When humans are behind the wheel, collateral damage, as terrible as it is, doesn’t pose much of an ethical problem. A human being in danger can’t be faulted when its survival instincts make it swerve its car into a pedestrian. But when machines are the decision makers, does a pedestrian harmed in accident have a case against the car manufacturer? Does a driver have a case against a car manufacturer following an accident in which he or she was injured? As an European Commission report on the ethical dilemmas inherent in IoT technology stated, “People are not used to objects having an identity or acting on their own, especially if they act in unexpected ways.”
Other questions of liability emerge when we consider data ownership. With billions of devices collecting data, the lines get blurred on who is responsible for what data. IoT objects function autonomously and in conjunction with multiple other objects. Data is quickly shared, processed, reshared, and reprocessed before it might be seen by human eyes. In other words, it’s too simple to associate one device with one piece of data, since so much of IoT’s potential lies in the seamless transfer of this data between objects. For instance, an IoT heart monitor won’t just monitor a patient’s heart looking for warning signs of an impending heart attack. It might also access data from another object that tracks the patient’s fitness routine, which in turn takes data from a device that monitors food intake. If the patient has a heart attack, who’s responsible?
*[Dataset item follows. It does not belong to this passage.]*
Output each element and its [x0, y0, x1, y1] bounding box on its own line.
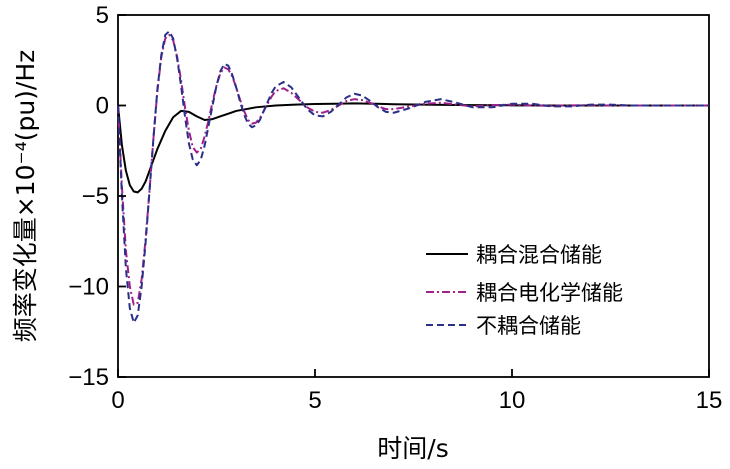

IoT devices also raise troubling questions when it comes to device malfunction. Sensors can be embedded in critical infrastructure like dams, bridges, and roadways to monitor structural integrity as well as environmental conditions that could undermine structural integrity. A road near a flood area could be embedded with sensors that know the moment rainfall has exceeded a point that gives engineers advanced warning of flooding. Indeed, protecting infrastructure is one of the most exciting aspects of IoT. Yet when we turn more and more of our critical infrastructure and security systems over to IoT objects, we run the risk of a catastrophe if and when those objects fail.
We can apply this to the private sector as well. To cite a non-lethal example, in April 2015 several American airlines flights were delayed when a software malfunction rendered pilots’ tablets, which they use for navigational purposes, useless. Although the malfunction was easily fixed with a software update, these examples show just how exposed we already are because of our connected devices. When they fail, will we be prepared?